前置き
2024年に現在の専門学校に通い始めてから2025年終わりまでのIPA試験の合格体験記、勉強方法などを書き残しておくために、ここに書いていきます。
私自身はこういった合格体験記を試験勉強のモチベーションを保つためによく読んでいましたので、同じような方々のモチベーション維持に繋がればうれしいです。

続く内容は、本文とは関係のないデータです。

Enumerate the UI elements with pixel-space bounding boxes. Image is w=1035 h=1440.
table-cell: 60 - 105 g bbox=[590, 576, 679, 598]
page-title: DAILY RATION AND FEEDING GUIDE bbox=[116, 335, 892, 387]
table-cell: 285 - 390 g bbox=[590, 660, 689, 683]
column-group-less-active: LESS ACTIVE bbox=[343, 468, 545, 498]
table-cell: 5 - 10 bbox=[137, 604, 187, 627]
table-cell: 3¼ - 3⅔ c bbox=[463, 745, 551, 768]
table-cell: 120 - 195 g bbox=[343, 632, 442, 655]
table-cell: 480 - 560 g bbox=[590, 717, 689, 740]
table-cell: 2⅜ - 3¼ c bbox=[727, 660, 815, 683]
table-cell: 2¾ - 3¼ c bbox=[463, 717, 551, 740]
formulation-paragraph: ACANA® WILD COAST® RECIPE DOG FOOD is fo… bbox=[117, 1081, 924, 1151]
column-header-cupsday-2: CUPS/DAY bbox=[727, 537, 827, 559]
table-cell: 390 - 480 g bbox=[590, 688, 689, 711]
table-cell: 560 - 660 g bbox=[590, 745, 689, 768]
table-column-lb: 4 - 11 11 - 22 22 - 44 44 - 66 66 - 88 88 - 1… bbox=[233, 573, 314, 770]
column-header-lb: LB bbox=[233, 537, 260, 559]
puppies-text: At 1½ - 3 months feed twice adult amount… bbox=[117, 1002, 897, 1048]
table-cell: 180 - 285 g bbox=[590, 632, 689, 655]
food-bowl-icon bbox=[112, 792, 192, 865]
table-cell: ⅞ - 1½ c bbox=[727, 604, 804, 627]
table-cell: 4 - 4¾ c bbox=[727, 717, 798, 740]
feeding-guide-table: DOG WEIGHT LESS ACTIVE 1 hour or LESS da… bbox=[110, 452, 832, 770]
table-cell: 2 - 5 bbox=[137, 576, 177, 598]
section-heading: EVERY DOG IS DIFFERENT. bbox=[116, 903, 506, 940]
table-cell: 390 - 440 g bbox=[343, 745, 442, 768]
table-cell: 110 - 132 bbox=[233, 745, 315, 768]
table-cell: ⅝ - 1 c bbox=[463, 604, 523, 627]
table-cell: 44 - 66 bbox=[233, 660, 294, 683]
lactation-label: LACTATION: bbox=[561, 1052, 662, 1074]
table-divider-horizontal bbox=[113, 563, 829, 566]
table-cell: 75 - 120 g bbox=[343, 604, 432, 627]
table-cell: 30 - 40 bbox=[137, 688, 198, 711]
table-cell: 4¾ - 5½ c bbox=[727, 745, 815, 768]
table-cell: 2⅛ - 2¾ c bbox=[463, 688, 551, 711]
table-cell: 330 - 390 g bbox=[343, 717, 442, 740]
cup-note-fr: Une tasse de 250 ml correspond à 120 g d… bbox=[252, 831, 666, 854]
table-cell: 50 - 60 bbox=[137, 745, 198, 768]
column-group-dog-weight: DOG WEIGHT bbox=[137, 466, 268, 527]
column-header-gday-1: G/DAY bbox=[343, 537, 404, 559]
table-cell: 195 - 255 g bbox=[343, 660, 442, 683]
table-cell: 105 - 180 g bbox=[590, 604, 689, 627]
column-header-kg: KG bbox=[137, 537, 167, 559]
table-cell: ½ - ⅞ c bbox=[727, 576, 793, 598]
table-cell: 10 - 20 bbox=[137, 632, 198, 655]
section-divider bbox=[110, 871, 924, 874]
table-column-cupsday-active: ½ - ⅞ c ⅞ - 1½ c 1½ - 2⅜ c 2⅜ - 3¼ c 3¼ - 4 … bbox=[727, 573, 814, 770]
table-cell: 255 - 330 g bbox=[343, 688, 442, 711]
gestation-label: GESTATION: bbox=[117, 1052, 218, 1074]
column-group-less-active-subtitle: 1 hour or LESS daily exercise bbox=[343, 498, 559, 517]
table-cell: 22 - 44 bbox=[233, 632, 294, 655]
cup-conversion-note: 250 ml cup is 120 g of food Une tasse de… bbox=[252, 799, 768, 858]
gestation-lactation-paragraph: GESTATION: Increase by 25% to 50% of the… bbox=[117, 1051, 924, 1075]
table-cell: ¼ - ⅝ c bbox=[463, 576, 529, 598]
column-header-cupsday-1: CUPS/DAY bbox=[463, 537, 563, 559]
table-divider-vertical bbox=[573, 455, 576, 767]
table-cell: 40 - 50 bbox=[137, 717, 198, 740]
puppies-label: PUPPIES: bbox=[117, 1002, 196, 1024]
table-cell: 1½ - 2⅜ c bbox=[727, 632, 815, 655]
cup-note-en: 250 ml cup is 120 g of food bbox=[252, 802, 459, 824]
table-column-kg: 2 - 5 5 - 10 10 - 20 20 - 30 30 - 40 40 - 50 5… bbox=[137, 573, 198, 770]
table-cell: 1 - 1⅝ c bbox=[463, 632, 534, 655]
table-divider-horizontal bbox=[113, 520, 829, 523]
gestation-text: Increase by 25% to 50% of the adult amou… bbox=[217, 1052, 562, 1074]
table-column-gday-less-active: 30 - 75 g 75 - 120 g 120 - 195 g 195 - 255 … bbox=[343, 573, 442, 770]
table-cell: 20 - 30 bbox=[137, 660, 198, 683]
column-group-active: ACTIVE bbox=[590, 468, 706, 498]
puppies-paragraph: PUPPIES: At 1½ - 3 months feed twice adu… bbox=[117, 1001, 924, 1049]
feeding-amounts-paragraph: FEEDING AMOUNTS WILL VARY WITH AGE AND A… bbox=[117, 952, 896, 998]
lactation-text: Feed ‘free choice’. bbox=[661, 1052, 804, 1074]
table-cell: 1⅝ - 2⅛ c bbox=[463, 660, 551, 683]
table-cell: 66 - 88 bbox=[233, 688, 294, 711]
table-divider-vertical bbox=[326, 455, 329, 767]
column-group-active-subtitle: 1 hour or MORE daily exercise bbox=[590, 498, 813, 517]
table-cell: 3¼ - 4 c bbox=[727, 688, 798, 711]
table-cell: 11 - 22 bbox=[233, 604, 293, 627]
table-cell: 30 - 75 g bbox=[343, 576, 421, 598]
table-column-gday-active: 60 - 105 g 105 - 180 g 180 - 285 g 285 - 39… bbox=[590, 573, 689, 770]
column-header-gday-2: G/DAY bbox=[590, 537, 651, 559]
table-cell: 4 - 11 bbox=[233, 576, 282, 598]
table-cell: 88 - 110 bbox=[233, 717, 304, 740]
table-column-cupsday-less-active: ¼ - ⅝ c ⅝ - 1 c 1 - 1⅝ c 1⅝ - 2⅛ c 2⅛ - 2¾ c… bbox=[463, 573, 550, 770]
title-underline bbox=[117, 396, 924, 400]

また、同じ高度試験に挑戦しようとしている学生の一つのヒントになれるといいなと思って書いていきます。
About Me
- 2024年4月に専門学校入学
- 入学以前は高校の授業含め、一切の情報系の学習経験は無く、if文も2進数も知らないレベル。
- もちろん実機を触るような経験もそれまではなし。
やってきたこと
1年目
- 2024.5 基本情報合格
- 2024.10 応用情報合格
- その他MOSやサーティファイの情報処理技術者能力検定などの取得
- プログラミングの基礎的な勉強
2年目
- 2025.4 ネットワークスペシャリスト合格
- 2025.10 情報処理安全確保支援士合格
- その他、プログラミングやパケットトレーサーなどを用いた勉強を行いました。
勉強方法について
勉強方法については、それぞれで分けて書いていきます。
基本情報
勉強期間は1か月でした。
初めに、中古で購入したテキストを1つ1つ細かく理解しながら、ノートに自分の言葉で全て書き込んで、2週間ほどで1周しました。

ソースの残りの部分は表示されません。